Capter l'attention de l'apprenant, le surprendre, le faire rire au besoin, le mettre dans de bonnes conditions mentales d'apprentissage… bref, motiver ses neurones, c'est tout l'enjeu du neurolearning. Des deux côtés de l'Atlantique, on observe avec attention les évolutions des neurosciences avec l'ambition non dissimulée d'optimiser au mieux les investissements formation.

“Arrêtons de penser qu'on apprend mieux enfermés trois jours à temps plein dans une salle de formation que quinze minutes par jour sur des parcours plus longs!", explique Catherine Guyonnet, directrice de l'innovation au sein d'Opcalim, l'Opca des industries alimentaires.
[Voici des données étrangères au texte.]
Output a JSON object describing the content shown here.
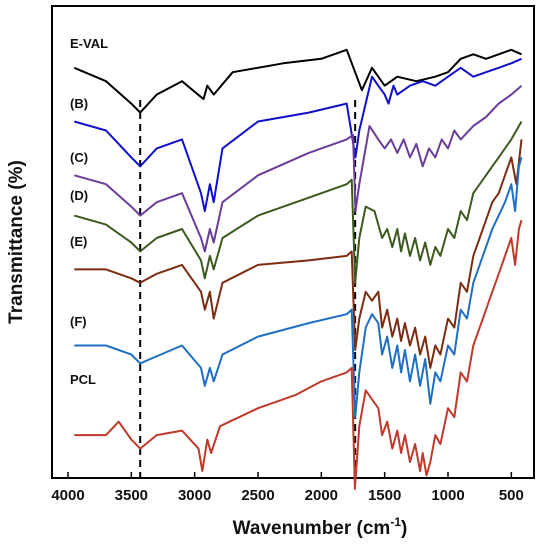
{
  "chart_data": {
    "type": "line",
    "xlabel": "Wavenumber (cm",
    "xlabel_sup": "-1",
    "xlabel_end": ")",
    "ylabel": "Transmittance (%)",
    "xlim": [
      4000,
      400
    ],
    "x_reversed": true,
    "ylim": [
      0,
      100
    ],
    "y_ticks_shown": false,
    "grid": false,
    "x_ticks": [
      "4000",
      "3500",
      "3000",
      "2500",
      "2000",
      "1500",
      "1000",
      "500"
    ],
    "reference_lines": [
      {
        "x": 3430,
        "style": "dashed",
        "color": "#000000"
      },
      {
        "x": 1733,
        "style": "dashed",
        "color": "#000000"
      }
    ],
    "series": [
      {
        "name": "E-VAL",
        "color": "#000000",
        "points": [
          [
            3950,
            88
          ],
          [
            3700,
            85
          ],
          [
            3500,
            80
          ],
          [
            3430,
            78
          ],
          [
            3300,
            82
          ],
          [
            3100,
            85
          ],
          [
            2930,
            81
          ],
          [
            2900,
            84
          ],
          [
            2850,
            82
          ],
          [
            2700,
            87
          ],
          [
            2300,
            89
          ],
          [
            2000,
            90
          ],
          [
            1800,
            92
          ],
          [
            1680,
            83
          ],
          [
            1600,
            88
          ],
          [
            1500,
            84
          ],
          [
            1400,
            86
          ],
          [
            1250,
            85
          ],
          [
            1100,
            86
          ],
          [
            1000,
            87
          ],
          [
            900,
            90
          ],
          [
            800,
            91
          ],
          [
            700,
            90
          ],
          [
            600,
            91
          ],
          [
            500,
            92
          ],
          [
            420,
            91
          ]
        ]
      },
      {
        "name": "(B)",
        "color": "#1010cc",
        "points": [
          [
            3950,
            76
          ],
          [
            3700,
            74
          ],
          [
            3500,
            68
          ],
          [
            3430,
            66
          ],
          [
            3300,
            70
          ],
          [
            3100,
            72
          ],
          [
            2950,
            60
          ],
          [
            2920,
            56
          ],
          [
            2880,
            62
          ],
          [
            2850,
            58
          ],
          [
            2780,
            70
          ],
          [
            2500,
            76
          ],
          [
            2100,
            78
          ],
          [
            1800,
            80
          ],
          [
            1730,
            68
          ],
          [
            1700,
            74
          ],
          [
            1600,
            86
          ],
          [
            1550,
            84
          ],
          [
            1500,
            82
          ],
          [
            1470,
            80
          ],
          [
            1430,
            84
          ],
          [
            1400,
            82
          ],
          [
            1300,
            84
          ],
          [
            1200,
            85
          ],
          [
            1100,
            84
          ],
          [
            1000,
            86
          ],
          [
            900,
            88
          ],
          [
            800,
            86
          ],
          [
            700,
            87
          ],
          [
            600,
            88
          ],
          [
            500,
            89
          ],
          [
            420,
            90
          ]
        ]
      },
      {
        "name": "(C)",
        "color": "#6a3d9a",
        "points": [
          [
            3950,
            64
          ],
          [
            3700,
            62
          ],
          [
            3500,
            57
          ],
          [
            3430,
            55
          ],
          [
            3300,
            58
          ],
          [
            3100,
            60
          ],
          [
            2950,
            50
          ],
          [
            2920,
            47
          ],
          [
            2880,
            52
          ],
          [
            2850,
            49
          ],
          [
            2780,
            58
          ],
          [
            2500,
            64
          ],
          [
            2100,
            69
          ],
          [
            1800,
            72
          ],
          [
            1750,
            73
          ],
          [
            1730,
            56
          ],
          [
            1700,
            62
          ],
          [
            1620,
            75
          ],
          [
            1550,
            72
          ],
          [
            1500,
            70
          ],
          [
            1450,
            72
          ],
          [
            1400,
            69
          ],
          [
            1350,
            72
          ],
          [
            1300,
            68
          ],
          [
            1250,
            71
          ],
          [
            1200,
            66
          ],
          [
            1150,
            70
          ],
          [
            1100,
            68
          ],
          [
            1050,
            72
          ],
          [
            1000,
            70
          ],
          [
            950,
            74
          ],
          [
            900,
            72
          ],
          [
            800,
            75
          ],
          [
            700,
            77
          ],
          [
            600,
            80
          ],
          [
            500,
            82
          ],
          [
            420,
            84
          ]
        ]
      },
      {
        "name": "(D)",
        "color": "#3d5a1e",
        "points": [
          [
            3950,
            55
          ],
          [
            3700,
            53
          ],
          [
            3500,
            49
          ],
          [
            3430,
            47
          ],
          [
            3300,
            50
          ],
          [
            3100,
            52
          ],
          [
            2950,
            45
          ],
          [
            2920,
            41
          ],
          [
            2880,
            46
          ],
          [
            2850,
            43
          ],
          [
            2780,
            50
          ],
          [
            2500,
            55
          ],
          [
            2100,
            59
          ],
          [
            1800,
            62
          ],
          [
            1760,
            63
          ],
          [
            1733,
            40
          ],
          [
            1700,
            50
          ],
          [
            1650,
            57
          ],
          [
            1580,
            56
          ],
          [
            1520,
            50
          ],
          [
            1480,
            52
          ],
          [
            1440,
            48
          ],
          [
            1400,
            52
          ],
          [
            1370,
            47
          ],
          [
            1340,
            51
          ],
          [
            1300,
            46
          ],
          [
            1260,
            50
          ],
          [
            1220,
            45
          ],
          [
            1180,
            49
          ],
          [
            1140,
            44
          ],
          [
            1100,
            48
          ],
          [
            1060,
            46
          ],
          [
            1000,
            52
          ],
          [
            950,
            50
          ],
          [
            900,
            56
          ],
          [
            850,
            54
          ],
          [
            800,
            60
          ],
          [
            750,
            62
          ],
          [
            700,
            64
          ],
          [
            650,
            66
          ],
          [
            600,
            68
          ],
          [
            500,
            72
          ],
          [
            420,
            76
          ]
        ]
      },
      {
        "name": "(E)",
        "color": "#7b2d12",
        "points": [
          [
            3950,
            43
          ],
          [
            3700,
            43
          ],
          [
            3500,
            41
          ],
          [
            3430,
            40
          ],
          [
            3300,
            42
          ],
          [
            3100,
            44
          ],
          [
            2950,
            38
          ],
          [
            2920,
            34
          ],
          [
            2880,
            38
          ],
          [
            2850,
            32
          ],
          [
            2780,
            40
          ],
          [
            2500,
            44
          ],
          [
            2100,
            45
          ],
          [
            1800,
            46
          ],
          [
            1760,
            47
          ],
          [
            1733,
            25
          ],
          [
            1700,
            32
          ],
          [
            1650,
            38
          ],
          [
            1600,
            36
          ],
          [
            1550,
            38
          ],
          [
            1520,
            30
          ],
          [
            1480,
            34
          ],
          [
            1440,
            28
          ],
          [
            1400,
            32
          ],
          [
            1370,
            27
          ],
          [
            1340,
            31
          ],
          [
            1300,
            26
          ],
          [
            1260,
            30
          ],
          [
            1220,
            24
          ],
          [
            1180,
            28
          ],
          [
            1140,
            21
          ],
          [
            1100,
            26
          ],
          [
            1060,
            24
          ],
          [
            1000,
            32
          ],
          [
            950,
            30
          ],
          [
            900,
            40
          ],
          [
            850,
            38
          ],
          [
            800,
            46
          ],
          [
            750,
            50
          ],
          [
            700,
            54
          ],
          [
            650,
            58
          ],
          [
            600,
            60
          ],
          [
            550,
            64
          ],
          [
            500,
            68
          ],
          [
            460,
            62
          ],
          [
            420,
            72
          ]
        ]
      },
      {
        "name": "(F)",
        "color": "#1e6fc4",
        "points": [
          [
            3950,
            26
          ],
          [
            3700,
            26
          ],
          [
            3500,
            24
          ],
          [
            3430,
            22
          ],
          [
            3350,
            23
          ],
          [
            3100,
            26
          ],
          [
            2950,
            21
          ],
          [
            2920,
            17
          ],
          [
            2880,
            21
          ],
          [
            2850,
            18
          ],
          [
            2780,
            24
          ],
          [
            2500,
            28
          ],
          [
            2100,
            31
          ],
          [
            1800,
            33
          ],
          [
            1760,
            34
          ],
          [
            1733,
            10
          ],
          [
            1700,
            20
          ],
          [
            1650,
            30
          ],
          [
            1600,
            33
          ],
          [
            1550,
            31
          ],
          [
            1520,
            24
          ],
          [
            1480,
            28
          ],
          [
            1440,
            21
          ],
          [
            1400,
            26
          ],
          [
            1370,
            20
          ],
          [
            1340,
            25
          ],
          [
            1300,
            18
          ],
          [
            1260,
            24
          ],
          [
            1220,
            17
          ],
          [
            1180,
            23
          ],
          [
            1140,
            13
          ],
          [
            1100,
            20
          ],
          [
            1060,
            18
          ],
          [
            1000,
            26
          ],
          [
            950,
            24
          ],
          [
            900,
            34
          ],
          [
            850,
            32
          ],
          [
            800,
            40
          ],
          [
            750,
            44
          ],
          [
            700,
            48
          ],
          [
            650,
            52
          ],
          [
            600,
            55
          ],
          [
            550,
            58
          ],
          [
            500,
            62
          ],
          [
            470,
            56
          ],
          [
            440,
            66
          ],
          [
            420,
            68
          ]
        ]
      },
      {
        "name": "PCL",
        "color": "#c0392b",
        "points": [
          [
            3950,
            6
          ],
          [
            3700,
            6
          ],
          [
            3600,
            9
          ],
          [
            3500,
            5
          ],
          [
            3430,
            3
          ],
          [
            3300,
            6
          ],
          [
            3100,
            7
          ],
          [
            2970,
            3
          ],
          [
            2940,
            -2
          ],
          [
            2900,
            5
          ],
          [
            2870,
            2
          ],
          [
            2800,
            8
          ],
          [
            2500,
            12
          ],
          [
            2200,
            15
          ],
          [
            2000,
            18
          ],
          [
            1800,
            20
          ],
          [
            1760,
            21
          ],
          [
            1735,
            -6
          ],
          [
            1720,
            0
          ],
          [
            1700,
            8
          ],
          [
            1650,
            16
          ],
          [
            1600,
            14
          ],
          [
            1550,
            12
          ],
          [
            1520,
            6
          ],
          [
            1480,
            9
          ],
          [
            1440,
            3
          ],
          [
            1400,
            7
          ],
          [
            1370,
            2
          ],
          [
            1340,
            6
          ],
          [
            1300,
            0
          ],
          [
            1260,
            4
          ],
          [
            1220,
            -2
          ],
          [
            1200,
            2
          ],
          [
            1170,
            -3
          ],
          [
            1140,
            0
          ],
          [
            1100,
            6
          ],
          [
            1060,
            4
          ],
          [
            1000,
            12
          ],
          [
            950,
            10
          ],
          [
            900,
            20
          ],
          [
            850,
            18
          ],
          [
            800,
            26
          ],
          [
            750,
            30
          ],
          [
            700,
            34
          ],
          [
            650,
            38
          ],
          [
            600,
            42
          ],
          [
            550,
            46
          ],
          [
            500,
            50
          ],
          [
            470,
            44
          ],
          [
            440,
            52
          ],
          [
            420,
            54
          ]
        ]
      }
    ]
  }
}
L'organisme affirme s'être penché très tôt sur le sujet. “La réforme de 2014 nous a fait entrer dans un nouveau paradigme. Nous avons compris qu'il fallait penser la formation autrement et nous avons monté plusieurs groupes d'exploration pour observer les nouveautés en matière de pédagogie : Mooc, pédagogie inversée, nouveaux médias, réalité augmentée, apprentissage par les pairs…"
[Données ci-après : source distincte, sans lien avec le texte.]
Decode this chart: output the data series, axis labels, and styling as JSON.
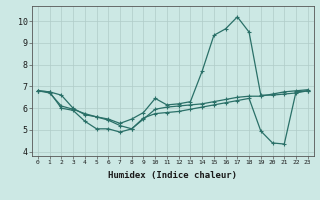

Aujourd'hui, Catherine Guyonnet en est persuadée : les neurosciences constituent une tendance lourde de la pédagogie de l'avenir. Il revient aux financeurs que sont les Opca d'imaginer quels parcours de formation peuvent en être tirés.
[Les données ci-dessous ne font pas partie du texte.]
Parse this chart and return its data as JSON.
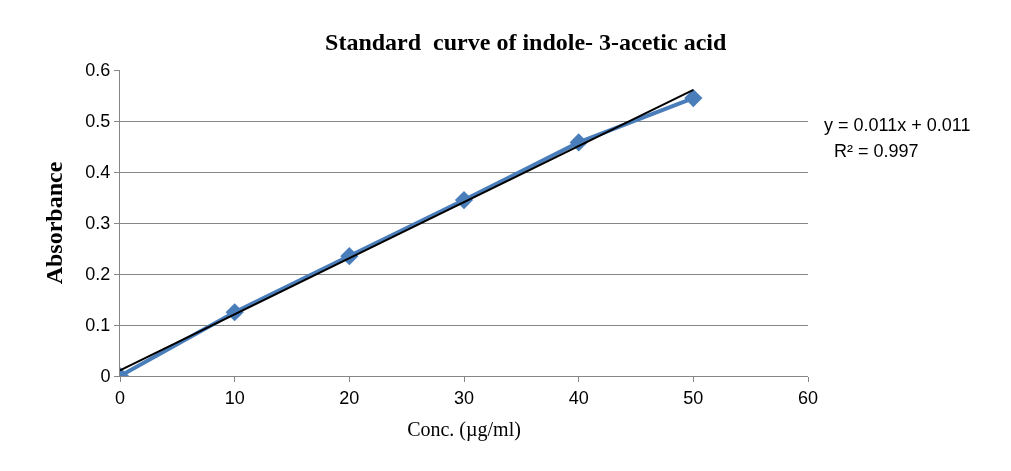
{
  "chart_data": {
    "type": "line",
    "title": "Standard  curve of indole- 3-acetic acid",
    "xlabel": "Conc. (µg/ml)",
    "ylabel": "Absorbance",
    "x": [
      0,
      10,
      20,
      30,
      40,
      50
    ],
    "series": [
      {
        "color": "#4a7ebb",
        "values": [
          0,
          0.125,
          0.235,
          0.345,
          0.458,
          0.545
        ],
        "marker": "diamond"
      },
      {
        "color": "#000000",
        "x": [
          0,
          50
        ],
        "values": [
          0.011,
          0.561
        ],
        "marker": "none"
      }
    ],
    "xlim": [
      0,
      60
    ],
    "xticks": [
      0,
      10,
      20,
      30,
      40,
      50,
      60
    ],
    "ylim": [
      0,
      0.6
    ],
    "yticks": [
      0,
      0.1,
      0.2,
      0.3,
      0.4,
      0.5,
      0.6
    ],
    "grid": "y",
    "annotations": [
      "y = 0.011x + 0.011",
      "R² = 0.997"
    ]
  }
}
Opcalim n'est pas le seul organisme à y travailler. Vivea, le fonds d'assurance-formation des chefs d'entreprises agricoles, s'est aussi emparé du sujet et participe aux groupes de réflexion organisés par l'Opca de l'alimentaire.

Côté entreprises, ce sont des PME à l'activité pourtant traditionnelle qui ont le vent en poupe, comme le transporteur frigorifique Stef, le charcutier industriel Stoeffler ou le brasseur Heineken.

Objectif : surprendre l'apprenant

Il serait prématuré d'imaginer que, dès demain, les formateurs se convertiront massivement au neurolearning. L'heure est au tâtonnement. “Ce qu'apportent les neurosciences, c'est la certitude que la formation va changer. Mais comment et quand, nous n'en savons rien !", confesse Stéphane Diebold, président de l'Association française pour la formation en entreprise et les usages du numérique (Affen). “Le vrai défi, ajoute-t-il, sera d'apprendre à socialiser les résultats des études neuroscientifiques. À les transformer en contenus de formation."
Côté anglo-saxon, les innovations en pédagogie ne suscitent pas de levées de boucliers culturelles, mais la France conserve des modèles plus formalisés. “Les partenaires sociaux, dans les entreprises, sont encore très attentifs au contenu des programmes de formation et à l'observation préalable des programmes, observe le président de l'Affen. Cela n'entre pas vraiment en phase avec l'application du neurolearning, dont l'objectif principal est de surprendre l'apprenant pour mieux lui enseigner." Besoin d'une transformation culturelle avant d'entamer la transformation pédagogique ?

Les acteurs, pour l'instant, ne veulent pas non plus céder à la précipitation. “Il ne faut pas céder à l'effet de mode pour les neurosciences. Mais procéder lentement, avec des allers-retours entre théorie et pratique et en s'associant à des praticiens et des chercheurs", indique Catherine Guyonnet. Stéphane Diebold, lui, conseille de “se méfier de tout le marketing qui existe autour des neurosciences". Une prudence nécessaire pour que le neurolearning ne devienne pas un miroir aux alouettes de la formation professionnelle.

Notes   [ + ]

1. Dans une tribune publiée sur l'édition États-Unis du Huffington Post.